Schauen Sie sich komplexe Prozesse auch aus der Natur ab?

Die Natur ist die beste organische Chemikerin insgesamt. Sie hatte auch Millionen Jahre Zeit zu forschen. Selbst in unserem Körper gibt es, wenn wir miteinander reden, pro Sekunde im Gehirn mehrere Milliarden Reaktionen. Das ist unglaublich. Was für eine chemische Maschine muss dieser Körper sein, um die Funktionen, die wir haben, zu ermöglichen.

Und die Evolution bringt Veränderungen der chemischen Vorgänge?

Es findet immer eine bessere Adaptierung an Situationen statt. Viele Rohstoffe werden aus der Natur isoliert, sie sind eine gute Basis. Und je komplexer das Ausgangsmaterial ist, desto vielfältiger kann man damit arbeiten, umso schwieriger ist es aber auch. Ein großes Thema in der Synthese ist die Chiralität. Chirale Moleküle unterscheiden sich nur deshalb, weil sie gespiegelt sind, wie die rechte und die linke Hand. Der Aufbau ist gleich, aber das Verhalten ein anderes.

Ein Beispiel?

Der Naturstoff Limonen, der aus Orangenöl gewonnen wird, enthält chirale Moleküle. Die linkshändige Form riecht nach Zitrone, die rechtshändige nach Orange.
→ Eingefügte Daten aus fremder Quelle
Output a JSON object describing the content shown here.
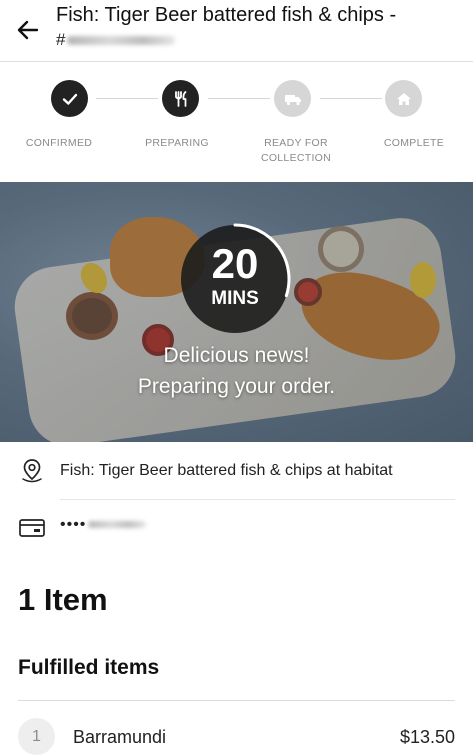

In der Chemie müssen wir diese trennen, um reine Substanzen zu erhalten. Werden die Unterschiede bei der Anwendung oder bei der Mischung nicht berücksichtigt, kann das schwerwiegende Folgen haben. Contergan ist ein Beispiel. Auch dieser Wirkstoff (Anm.: Thalidomid wurde als Mittel gegen Schwangerschaftsübelkeit eingenommen und verursachte Schädigungen am Fötus, 1961 wurde dies aufgedeckt) kommt in zwei Formen vor. Die linkshändige war die eigentliche Wirkung, die ebenso enthaltene rechtshändige Form verursachte Schäden bei Kindern.

Welcher Bereich in der Chemie ist für Sie besonders spannend?

Ich möchte Einzelkomponenten für die Parfumindustrie neu erforschen. Das ist mein Traum. Es kommt vor, dass wir im Labor Moleküle entwickeln, die zufällig auch noch gut riechen. Dann versuche ich, Kooperationspartner zu finden, die das tiefer untersuchen. Es wäre cool, wenn eine Freundin ein neues Parfum trägt, das aus meinem Molekül als Schlüsselkomponente aufgebaut wird.

Was bedeutet für Sie persönlich die Auszeichnung "Wissenschafter des Jahres" 2018?

Es ist großartig, denn es gibt nur eine Person im Jahr im ganzen Land, die sie erhält. Für mich ist es, professionell gesehen, vielleicht "the cherry of the top of the cake" (die Kirsche auf dem Sahnehäubchen) für 2018. Das hätte ich nie geglaubt. Ich bin ja erst seit fünf Jahren in Österreich.

Zur Person

Nuno Maulide ist Professor für Organische Synthese an der Fakultät für Chemie der Uni Wien. Der 1979 in Lissabon geborene Forscher und Pianist ist Träger eines ERC Consolidator Grant und war Gruppenleiter am Max Planck Institut für Kohlenforschung.